Le Gray d’Albion Cannes ouvre un nouveau chapitre
À Cannes, à deux pas de la Croisette, l’hôtel Barrière Le Gray d’Albion entame une nouvelle phase de son histoire. Pour la saison 2026, l’établissement rouvre avec une partie de ses chambres entièrement repensée, dans le cadre d’un programme de transformation progressif qui doit s’étendre sur trois ans. L’ambition affichée est claire : faire évoluer l’adresse sans rompre avec ce qui constitue son identité, à savoir un positionnement discret, urbain et élégant.
Cette première étape concerne 51 chambres rénovées, réparties dans les catégories supérieure, supérieure jardin et supérieure ville. Le projet a été confié à l’architecte Gabrielle Larmet, qui a imaginé des espaces aux lignes épurées et aux matériaux soigneusement sélectionnés. Le mobilier sur mesure en hêtre massif signé Collinet dialogue avec des plateaux en Dekton de Cosentino, tandis que les têtes de lit associent métal, tissu Manoir N°2 de Nobilis et céramique Araldica de Florim. L’ensemble traduit une volonté de raffinement contemporain, sans ostentation, dans un registre minéral et chaleureux.
Les salles de bain participent elles aussi à cette montée en gamme. Elles accueillent notamment des vasques en pierre dessinées exclusivement pour l’établissement, associées au Corian et à la céramique. Ce parti pris traduit une recherche de cohérence esthétique, mais aussi une volonté de singulariser l’expérience client à travers des éléments conçus spécifiquement pour le lieu. Cette rénovation ne constitue qu’un début : les autres chambres ainsi que les espaces communs doivent être intégrés progressivement au programme au fil des saisons.
Au-delà de l’hébergement, l’établissement entend également affirmer son art de vivre par sa proposition de restauration. Face à la mer, Mademoiselle Gray Plage Barrière accompagne le retour de la belle saison avec une carte inspirée du Sud, pensée autour du partage et d’une atmosphère solaire. Parmi les plats mis en avant figurent une salade fatteh aux pois chiches et févettes, un médaillon de lotte « pil-pil », une épaule d’agneau confite à partager, ainsi qu’un cheesecake au gingembre confit et citron vert. Cette offre culinaire s’inscrit dans une logique d’expérience, en prolongeant l’identité balnéaire et méditerranéenne du lieu.

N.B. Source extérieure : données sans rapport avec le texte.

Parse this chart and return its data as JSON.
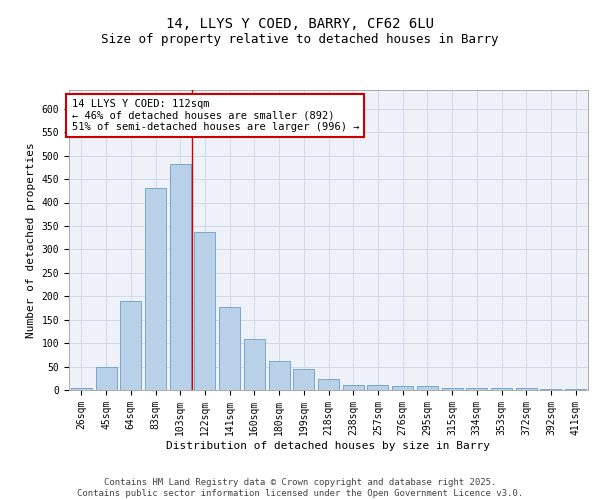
{
  "title1": "14, LLYS Y COED, BARRY, CF62 6LU",
  "title2": "Size of property relative to detached houses in Barry",
  "xlabel": "Distribution of detached houses by size in Barry",
  "ylabel": "Number of detached properties",
  "categories": [
    "26sqm",
    "45sqm",
    "64sqm",
    "83sqm",
    "103sqm",
    "122sqm",
    "141sqm",
    "160sqm",
    "180sqm",
    "199sqm",
    "218sqm",
    "238sqm",
    "257sqm",
    "276sqm",
    "295sqm",
    "315sqm",
    "334sqm",
    "353sqm",
    "372sqm",
    "392sqm",
    "411sqm"
  ],
  "values": [
    5,
    50,
    190,
    432,
    482,
    338,
    178,
    108,
    62,
    45,
    23,
    11,
    11,
    8,
    8,
    5,
    4,
    4,
    5,
    3,
    3
  ],
  "bar_color": "#b8d0e8",
  "bar_edge_color": "#6a9fc8",
  "grid_color": "#d0dae8",
  "background_color": "#eef2f8",
  "annotation_text": "14 LLYS Y COED: 112sqm\n← 46% of detached houses are smaller (892)\n51% of semi-detached houses are larger (996) →",
  "annotation_box_color": "#ffffff",
  "annotation_border_color": "#cc0000",
  "ylim": [
    0,
    640
  ],
  "yticks": [
    0,
    50,
    100,
    150,
    200,
    250,
    300,
    350,
    400,
    450,
    500,
    550,
    600
  ],
  "property_line_x": 4.47,
  "footer_line1": "Contains HM Land Registry data © Crown copyright and database right 2025.",
  "footer_line2": "Contains public sector information licensed under the Open Government Licence v3.0.",
  "title1_fontsize": 10,
  "title2_fontsize": 9,
  "axis_label_fontsize": 8,
  "tick_fontsize": 7,
  "annotation_fontsize": 7.5,
  "footer_fontsize": 6.5
}
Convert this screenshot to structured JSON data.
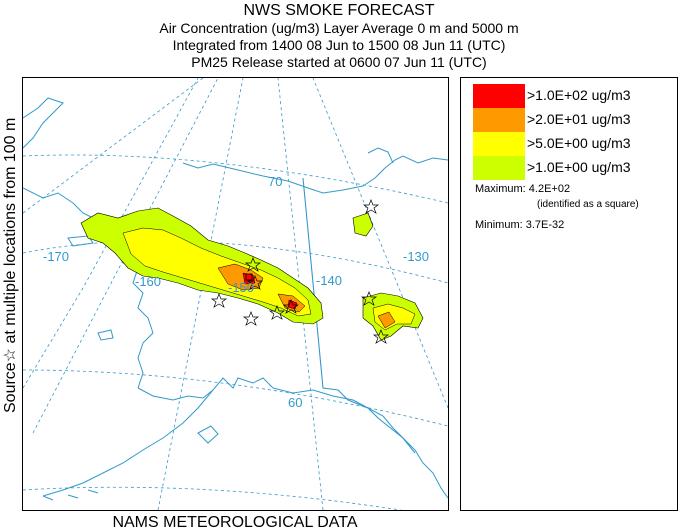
{
  "header": {
    "title": "NWS SMOKE FORECAST",
    "line1": "Air Concentration (ug/m3) Layer Average    0 m and  5000 m",
    "line2": "Integrated from 1400 08 Jun to 1500 08 Jun 11 (UTC)",
    "line3": "PM25 Release started at 0600 07 Jun 11 (UTC)"
  },
  "side_label": "Source☆  at multiple locations   from   100 m",
  "bottom_label": "NAMS METEOROLOGICAL DATA",
  "map": {
    "graticule_labels": {
      "lon_170": "-170",
      "lon_160": "-160",
      "lon_150": "-150",
      "lon_140": "-140",
      "lon_130": "-130",
      "lat_70": "70",
      "lat_60": "60"
    },
    "colors": {
      "coast": "#3399cc",
      "graticule": "#3399cc",
      "level1": "#ccff00",
      "level2": "#ffff00",
      "level3": "#ff9900",
      "level4": "#ff0000"
    },
    "source_marker": "star-icon"
  },
  "legend": {
    "levels": [
      {
        "label": ">1.0E+02 ug/m3",
        "color": "#ff0000"
      },
      {
        "label": ">2.0E+01 ug/m3",
        "color": "#ff9900"
      },
      {
        "label": ">5.0E+00 ug/m3",
        "color": "#ffff00"
      },
      {
        "label": ">1.0E+00 ug/m3",
        "color": "#ccff00"
      }
    ],
    "maximum": "Maximum: 4.2E+02",
    "maximum_note": "(identified as a square)",
    "minimum": "Minimum: 3.7E-32"
  }
}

La saison 2026 marque aussi une évolution sur le plan managérial avec l’arrivée de John Banizette à la direction générale. Issu du Groupe Barrière, où il a notamment exercé à l’hôtel Barrière Le Westminster au Touquet et au Fouquet’s Paris, il accompagne cette nouvelle impulsion avec une approche présentée comme fondée à la fois sur l’exigence opérationnelle et le sens de l’expérience client. Cette nomination s’inscrit logiquement dans un moment charnière pour l’établissement, alors que celui-ci cherche à conjuguer continuité, modernisation et montée en désirabilité.
Cette réouverture traduit ainsi une stratégie mesurée, loin d’une rupture spectaculaire. Le Gray d’Albion ne cherche pas à se réinventer par excès, mais plutôt à ajuster son image aux attentes contemporaines d’une clientèle attachée à la qualité des matériaux, à la lisibilité du design et à une forme de luxe plus feutrée. Dans une destination aussi exposée que Cannes, où l’offre hôtelière haut de gamme joue un rôle majeur dans l’attractivité de la ville, cette évolution progressive peut apparaître comme une manière habile de consolider la place de l’établissement.

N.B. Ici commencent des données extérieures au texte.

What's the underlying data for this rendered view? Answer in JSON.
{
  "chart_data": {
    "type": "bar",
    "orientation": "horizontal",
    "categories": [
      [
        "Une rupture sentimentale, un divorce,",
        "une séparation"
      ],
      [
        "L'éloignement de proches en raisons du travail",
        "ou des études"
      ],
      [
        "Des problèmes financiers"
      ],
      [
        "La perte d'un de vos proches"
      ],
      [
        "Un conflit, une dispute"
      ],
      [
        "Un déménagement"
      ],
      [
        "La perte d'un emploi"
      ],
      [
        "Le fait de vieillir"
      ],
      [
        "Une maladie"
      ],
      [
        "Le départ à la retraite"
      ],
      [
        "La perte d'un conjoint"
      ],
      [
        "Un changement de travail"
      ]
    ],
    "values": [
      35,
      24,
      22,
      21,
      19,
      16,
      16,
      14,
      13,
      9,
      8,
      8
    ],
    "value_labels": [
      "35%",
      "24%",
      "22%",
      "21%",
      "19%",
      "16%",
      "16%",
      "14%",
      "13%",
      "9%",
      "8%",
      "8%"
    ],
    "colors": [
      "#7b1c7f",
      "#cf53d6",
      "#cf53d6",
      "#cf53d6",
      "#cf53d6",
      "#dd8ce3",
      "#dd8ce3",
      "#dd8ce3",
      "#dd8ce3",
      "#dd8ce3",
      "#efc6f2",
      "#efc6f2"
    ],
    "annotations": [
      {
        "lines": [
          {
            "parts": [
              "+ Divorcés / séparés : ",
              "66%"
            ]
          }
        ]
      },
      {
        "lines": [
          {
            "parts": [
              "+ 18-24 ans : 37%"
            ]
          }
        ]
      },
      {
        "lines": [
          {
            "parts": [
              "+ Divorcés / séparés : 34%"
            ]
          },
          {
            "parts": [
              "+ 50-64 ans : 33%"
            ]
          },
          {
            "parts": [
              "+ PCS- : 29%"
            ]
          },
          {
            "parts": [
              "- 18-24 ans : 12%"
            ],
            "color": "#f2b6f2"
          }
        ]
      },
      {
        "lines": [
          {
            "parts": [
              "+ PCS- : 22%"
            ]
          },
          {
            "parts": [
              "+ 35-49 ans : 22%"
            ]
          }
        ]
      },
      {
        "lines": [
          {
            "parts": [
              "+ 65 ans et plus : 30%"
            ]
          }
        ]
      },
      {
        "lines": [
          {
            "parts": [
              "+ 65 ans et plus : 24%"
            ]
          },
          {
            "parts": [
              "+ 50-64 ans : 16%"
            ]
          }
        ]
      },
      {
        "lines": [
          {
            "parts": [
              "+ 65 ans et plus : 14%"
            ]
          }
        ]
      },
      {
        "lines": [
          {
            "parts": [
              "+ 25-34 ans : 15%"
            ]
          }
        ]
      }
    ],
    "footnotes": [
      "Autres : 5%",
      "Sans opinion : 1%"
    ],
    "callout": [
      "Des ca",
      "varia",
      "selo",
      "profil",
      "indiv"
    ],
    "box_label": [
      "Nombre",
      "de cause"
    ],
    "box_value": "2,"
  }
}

Le Gray d’Albion semble donc miser sur une transformation par touches successives, avec l’idée de moderniser sans effacer. En cela, il adopte une ligne qui peut séduire une clientèle en quête d’adresses à la fois actuelles et fidèles à leur caractère. À l’heure où l’hôtellerie de prestige doit sans cesse arbitrer entre renouvellement, expérience et signature, l’établissement cannois semble vouloir rappeler qu’il est possible de changer avec élégance, sans renoncer à son esprit.